This paper applies a semi-analytical boundary collocation method, the singular boundary method (SBM), in conjunction with the dual reciprocity method (DRM) and Laplace transformation technique to solve anomalous heat conduction problems under functionally graded materials (FGMs). In this study, transient heat conduction equation with Caputo time fractional derivative is considered to describe anomalous heat conduction phenomena. In the present numerical implementation, Laplace transformation and numerical inverse Laplace transformation are used to deal with the Caputo time fractional derivative, which avoid the effect of time step on the computational efficiency of the time fractional derivation approximation. The SBM in conjunction with the DRM is employed to obtain the high accurate results in the solution of Laplace-transformed time-independent nonhomogeneous problems. To demonstrate the effectiveness of the proposed method for anomalous heat conduction analysis under functionally graded materials, three numerical examples are considered and the present results are compared with known analytical solutions and COMSOL simulation.

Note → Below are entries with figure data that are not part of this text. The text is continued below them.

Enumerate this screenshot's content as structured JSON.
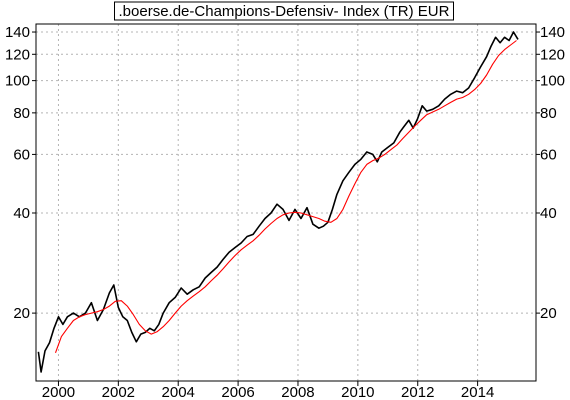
{
  "chart_data": {
    "type": "line",
    "title": ".boerse.de-Champions-Defensiv- Index (TR) EUR",
    "xlabel": "",
    "ylabel": "",
    "y_scale": "log",
    "xlim": [
      1999.25,
      2015.95
    ],
    "ylim": [
      12.5,
      148
    ],
    "x_ticks": [
      2000,
      2002,
      2004,
      2006,
      2008,
      2010,
      2012,
      2014
    ],
    "x_tick_labels": [
      "2000",
      "2002",
      "2004",
      "2006",
      "2008",
      "2010",
      "2012",
      "2014"
    ],
    "y_ticks": [
      20,
      40,
      60,
      80,
      100,
      120,
      140
    ],
    "y_tick_labels_left": [
      "20",
      "40",
      "60",
      "80",
      "100",
      "120",
      "140"
    ],
    "y_tick_labels_right": [
      "20",
      "40",
      "60",
      "80",
      "100",
      "120",
      "140"
    ],
    "grid": true,
    "colors": {
      "price": "#000000",
      "moving_average": "#ff0000",
      "grid": "#b4b4b4"
    },
    "series": [
      {
        "role": "index",
        "color": "#000000",
        "points": [
          [
            1999.33,
            15.3
          ],
          [
            1999.42,
            13.3
          ],
          [
            1999.55,
            15.4
          ],
          [
            1999.7,
            16.3
          ],
          [
            1999.85,
            18.0
          ],
          [
            2000.0,
            19.5
          ],
          [
            2000.15,
            18.5
          ],
          [
            2000.3,
            19.5
          ],
          [
            2000.5,
            20.0
          ],
          [
            2000.7,
            19.5
          ],
          [
            2000.9,
            20.0
          ],
          [
            2001.1,
            21.5
          ],
          [
            2001.3,
            19.0
          ],
          [
            2001.5,
            20.5
          ],
          [
            2001.7,
            23.0
          ],
          [
            2001.85,
            24.3
          ],
          [
            2002.0,
            20.8
          ],
          [
            2002.15,
            19.5
          ],
          [
            2002.3,
            19.0
          ],
          [
            2002.45,
            17.5
          ],
          [
            2002.6,
            16.4
          ],
          [
            2002.75,
            17.3
          ],
          [
            2002.9,
            17.5
          ],
          [
            2003.05,
            18.0
          ],
          [
            2003.2,
            17.7
          ],
          [
            2003.35,
            18.5
          ],
          [
            2003.5,
            20.0
          ],
          [
            2003.7,
            21.5
          ],
          [
            2003.9,
            22.3
          ],
          [
            2004.1,
            23.8
          ],
          [
            2004.3,
            22.8
          ],
          [
            2004.5,
            23.5
          ],
          [
            2004.7,
            24.0
          ],
          [
            2004.9,
            25.5
          ],
          [
            2005.1,
            26.5
          ],
          [
            2005.3,
            27.5
          ],
          [
            2005.5,
            29.0
          ],
          [
            2005.7,
            30.5
          ],
          [
            2005.9,
            31.5
          ],
          [
            2006.1,
            32.5
          ],
          [
            2006.3,
            34.0
          ],
          [
            2006.5,
            34.5
          ],
          [
            2006.7,
            36.5
          ],
          [
            2006.9,
            38.5
          ],
          [
            2007.1,
            40.0
          ],
          [
            2007.3,
            42.5
          ],
          [
            2007.5,
            41.0
          ],
          [
            2007.7,
            38.0
          ],
          [
            2007.9,
            41.0
          ],
          [
            2008.1,
            38.5
          ],
          [
            2008.3,
            41.5
          ],
          [
            2008.5,
            37.0
          ],
          [
            2008.7,
            36.0
          ],
          [
            2008.85,
            36.5
          ],
          [
            2009.0,
            37.5
          ],
          [
            2009.15,
            41.0
          ],
          [
            2009.3,
            45.5
          ],
          [
            2009.5,
            50.0
          ],
          [
            2009.7,
            53.0
          ],
          [
            2009.9,
            56.0
          ],
          [
            2010.1,
            58.0
          ],
          [
            2010.3,
            61.0
          ],
          [
            2010.5,
            60.0
          ],
          [
            2010.65,
            57.0
          ],
          [
            2010.8,
            61.0
          ],
          [
            2011.0,
            63.0
          ],
          [
            2011.2,
            65.0
          ],
          [
            2011.4,
            70.0
          ],
          [
            2011.55,
            73.0
          ],
          [
            2011.7,
            76.0
          ],
          [
            2011.85,
            72.0
          ],
          [
            2012.0,
            77.0
          ],
          [
            2012.15,
            84.0
          ],
          [
            2012.3,
            81.0
          ],
          [
            2012.5,
            82.0
          ],
          [
            2012.7,
            84.0
          ],
          [
            2012.9,
            88.0
          ],
          [
            2013.1,
            91.0
          ],
          [
            2013.3,
            93.0
          ],
          [
            2013.5,
            92.0
          ],
          [
            2013.7,
            95.0
          ],
          [
            2013.9,
            102.0
          ],
          [
            2014.1,
            110.0
          ],
          [
            2014.3,
            118.0
          ],
          [
            2014.45,
            127.0
          ],
          [
            2014.6,
            135.0
          ],
          [
            2014.75,
            130.0
          ],
          [
            2014.9,
            135.0
          ],
          [
            2015.05,
            132.0
          ],
          [
            2015.2,
            140.0
          ],
          [
            2015.35,
            133.0
          ]
        ]
      },
      {
        "role": "moving-average",
        "color": "#ff0000",
        "points": [
          [
            1999.9,
            15.2
          ],
          [
            2000.1,
            17.0
          ],
          [
            2000.3,
            18.0
          ],
          [
            2000.5,
            19.0
          ],
          [
            2000.7,
            19.5
          ],
          [
            2000.9,
            19.8
          ],
          [
            2001.1,
            20.0
          ],
          [
            2001.3,
            20.2
          ],
          [
            2001.5,
            20.5
          ],
          [
            2001.7,
            21.0
          ],
          [
            2001.9,
            21.7
          ],
          [
            2002.1,
            21.8
          ],
          [
            2002.3,
            21.0
          ],
          [
            2002.5,
            19.8
          ],
          [
            2002.7,
            18.5
          ],
          [
            2002.9,
            17.7
          ],
          [
            2003.1,
            17.3
          ],
          [
            2003.3,
            17.6
          ],
          [
            2003.5,
            18.2
          ],
          [
            2003.7,
            19.0
          ],
          [
            2003.9,
            20.0
          ],
          [
            2004.1,
            21.0
          ],
          [
            2004.3,
            21.8
          ],
          [
            2004.5,
            22.5
          ],
          [
            2004.7,
            23.2
          ],
          [
            2004.9,
            24.0
          ],
          [
            2005.1,
            25.0
          ],
          [
            2005.3,
            26.0
          ],
          [
            2005.5,
            27.2
          ],
          [
            2005.7,
            28.5
          ],
          [
            2005.9,
            29.8
          ],
          [
            2006.1,
            31.0
          ],
          [
            2006.3,
            32.0
          ],
          [
            2006.5,
            33.0
          ],
          [
            2006.7,
            34.3
          ],
          [
            2006.9,
            35.8
          ],
          [
            2007.1,
            37.2
          ],
          [
            2007.3,
            38.5
          ],
          [
            2007.5,
            39.5
          ],
          [
            2007.7,
            40.0
          ],
          [
            2007.9,
            40.2
          ],
          [
            2008.1,
            40.0
          ],
          [
            2008.3,
            39.5
          ],
          [
            2008.5,
            39.0
          ],
          [
            2008.7,
            38.5
          ],
          [
            2008.9,
            37.8
          ],
          [
            2009.1,
            37.5
          ],
          [
            2009.3,
            38.5
          ],
          [
            2009.5,
            41.0
          ],
          [
            2009.7,
            45.0
          ],
          [
            2009.9,
            49.0
          ],
          [
            2010.1,
            53.0
          ],
          [
            2010.3,
            56.0
          ],
          [
            2010.5,
            57.5
          ],
          [
            2010.7,
            58.5
          ],
          [
            2010.9,
            60.0
          ],
          [
            2011.1,
            62.0
          ],
          [
            2011.3,
            64.0
          ],
          [
            2011.5,
            67.0
          ],
          [
            2011.7,
            70.0
          ],
          [
            2011.9,
            73.0
          ],
          [
            2012.1,
            76.0
          ],
          [
            2012.3,
            79.0
          ],
          [
            2012.5,
            80.5
          ],
          [
            2012.7,
            82.0
          ],
          [
            2012.9,
            84.0
          ],
          [
            2013.1,
            86.0
          ],
          [
            2013.3,
            88.0
          ],
          [
            2013.5,
            89.0
          ],
          [
            2013.7,
            91.0
          ],
          [
            2013.9,
            94.0
          ],
          [
            2014.1,
            98.0
          ],
          [
            2014.3,
            104.0
          ],
          [
            2014.5,
            112.0
          ],
          [
            2014.7,
            119.0
          ],
          [
            2014.9,
            124.0
          ],
          [
            2015.1,
            128.0
          ],
          [
            2015.3,
            132.0
          ]
        ]
      }
    ]
  }
}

本文应用半解析边界配置方法，奇异边界方法（SBM），对偶互易方法（DRM）和拉普拉斯变换技术来解决功能梯度材料（FGM）下的异常导热问题。在本研究中，考虑了具有Caputo时间分数导数的瞬态热传导方程来描述异常热传导现象。在本数值实现中，使用拉普拉斯变换和数值拉普拉斯逆变换来处理Caputo时间分数导数，避免了时间步长对时间分数导数近似的计算效率的影响。SBM与DRM结合使用，可在拉普拉斯变换的时间无关的非齐次问题的求解中获得高精度的结果。为了证明所提出的方法在功能梯度材料下进行异常导热分析的有效性，考虑了三个数值示例，并将这些结果与已知的解析解和COMSOL仿真进行了比较。